Re: First doc in a group?

Posted by Mike Bannister <mi...@gmail.com>.
Cool, I understand now reduce isn't right, initially posted to the list
because I couldn't decide that on my own.

So what's the most efficient way to get the latest document for each user?
Seems like I shouldn't have to do one query per user but I'm open minded (:

-Mike



On Thu, Nov 11, 2010 at 5:52 PM, Chad George <ch...@mgproducts.com> wrote:

> Selecting one row in a view out of many possible isn't what reduce is for.
>
> I try not to think of it as reducing a set of view results to a smaller set
> but rather reducing each and every entry in the view to something smaller.
>
> The fact that reduce gets multiple view rows to work on at once is just an
> optimization. I think its better to think of reduce as working on exactly
> one view row at a time then rereduce the result to get final answer.
> On Nov 11, 2010 5:22 PM, "Mike Bannister" <mi...@gmail.com> wrote:
> > Cory, cool thanks. Wasn't able to decide on my own if reducing was OK for
> > this kind of thing.
> >
> > Robert, but I need one document for each user, wouldn't that be a summary
> of
> > sorts?
> >
> > -Mike
> >
> >
> > On Nov 11, 2010 4:46 PM, "Cory Zue" <cz...@dimagi.com> wrote:
> >
> > You could emit the users as keys, and in your reduce function just
> > return the latest by date.
> >
> >
> > On Thu, Nov 11, 2010 at 4:35 PM, Mike Bannister <mikebannister@gmail.com
> >
> > wrote:
> >> Yeah, I'm trying...
>

Re: First doc in a group?

Posted by Chad George <ch...@mgproducts.com>.
Selecting one row in a view out of many possible isn't what reduce is for.

I try not to think of it as reducing a set of view results to a smaller set
but rather reducing each and every entry in the view to something smaller.

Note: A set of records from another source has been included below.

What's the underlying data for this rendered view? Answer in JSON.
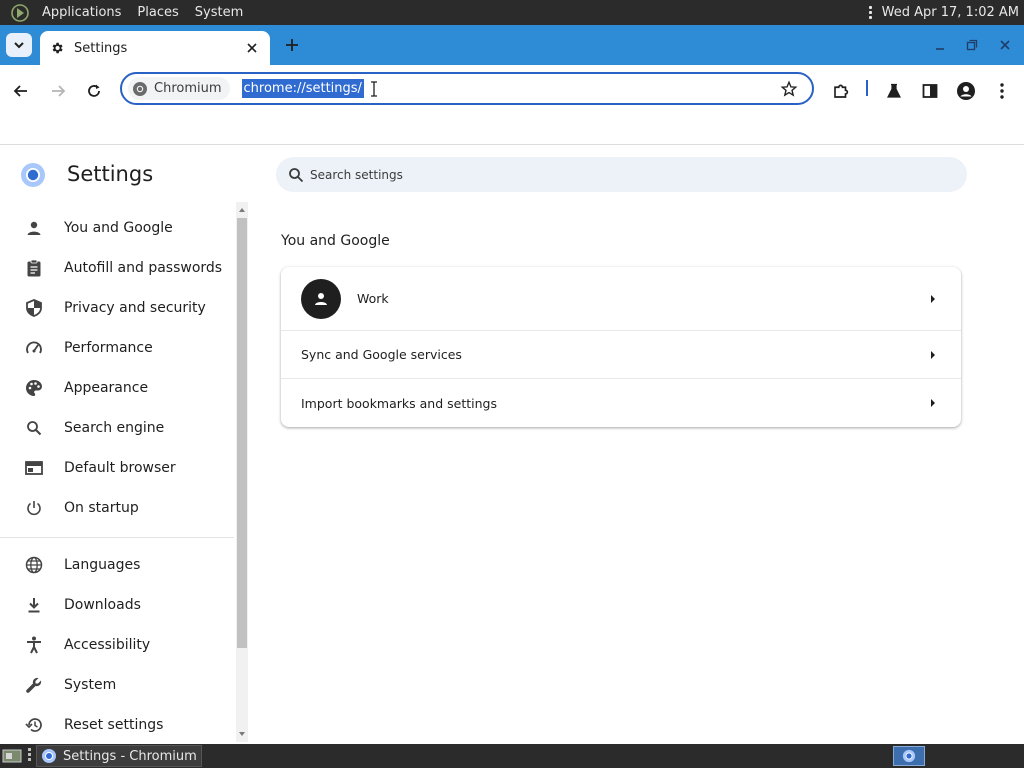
{
  "system_panel": {
    "menus": [
      "Applications",
      "Places",
      "System"
    ],
    "clock": "Wed Apr 17,  1:02 AM"
  },
  "browser": {
    "tab": {
      "title": "Settings"
    },
    "omnibox": {
      "chip_label": "Chromium",
      "url": "chrome://settings/"
    }
  },
  "settings": {
    "heading": "Settings",
    "search_placeholder": "Search settings",
    "nav_items": [
      {
        "label": "You and Google",
        "icon": "person-icon"
      },
      {
        "label": "Autofill and passwords",
        "icon": "clipboard-icon"
      },
      {
        "label": "Privacy and security",
        "icon": "shield-icon"
      },
      {
        "label": "Performance",
        "icon": "speedometer-icon"
      },
      {
        "label": "Appearance",
        "icon": "palette-icon"
      },
      {
        "label": "Search engine",
        "icon": "search-icon"
      },
      {
        "label": "Default browser",
        "icon": "browser-window-icon"
      },
      {
        "label": "On startup",
        "icon": "power-icon"
      },
      {
        "label": "Languages",
        "icon": "globe-icon"
      },
      {
        "label": "Downloads",
        "icon": "download-icon"
      },
      {
        "label": "Accessibility",
        "icon": "accessibility-icon"
      },
      {
        "label": "System",
        "icon": "wrench-icon"
      },
      {
        "label": "Reset settings",
        "icon": "history-icon"
      }
    ],
    "section_title": "You and Google",
    "card_rows": [
      {
        "label": "Work"
      },
      {
        "label": "Sync and Google services"
      },
      {
        "label": "Import bookmarks and settings"
      }
    ]
  },
  "taskbar": {
    "window_title": "Settings - Chromium"
  },
  "colors": {
    "tabstrip": "#2e8bd6",
    "accent": "#2962c4",
    "url_selection": "#2f6bd1",
    "search_bg": "#edf1f8",
    "panel": "#2b2b2b"
  }
}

The fact that reduce gets multiple view rows to work on at once is just an
optimization. I think its better to think of reduce as working on exactly
one view row at a time then rereduce the result to get final answer.
On Nov 11, 2010 5:22 PM, "Mike Bannister" <mi...@gmail.com> wrote:
> Cory, cool thanks. Wasn't able to decide on my own if reducing was OK for
> this kind of thing.
>
> Robert, but I need one document for each user, wouldn't that be a summary
of
> sorts?
>
> -Mike
>
>
> On Nov 11, 2010 4:46 PM, "Cory Zue" <cz...@dimagi.com> wrote:
>
> You could emit the users as keys, and in your reduce function just
> return the latest by date.
>
>
> On Thu, Nov 11, 2010 at 4:35 PM, Mike Bannister <mi...@gmail.com>
> wrote:
>> Yeah, I'm trying...

Re: First doc in a group?

Posted by Mike Bannister <mi...@gmail.com>.
Cory, cool thanks. Wasn't able to decide on my own if reducing was OK for
this kind of thing.

Robert, but I need one document for each user, wouldn't that be a summary of
sorts?

-Mike


 On Nov 11, 2010 4:46 PM, "Cory Zue" <cz...@dimagi.com> wrote:

You could emit the users as keys, and in your reduce function just
return the latest by date.


On Thu, Nov 11, 2010 at 4:35 PM, Mike Bannister <mi...@gmail.com>
wrote:
> Yeah, I'm trying...

Re: First doc in a group?

Posted by Robert Newson <ro...@gmail.com>.
The purpose of reduce is to summarize or aggregate.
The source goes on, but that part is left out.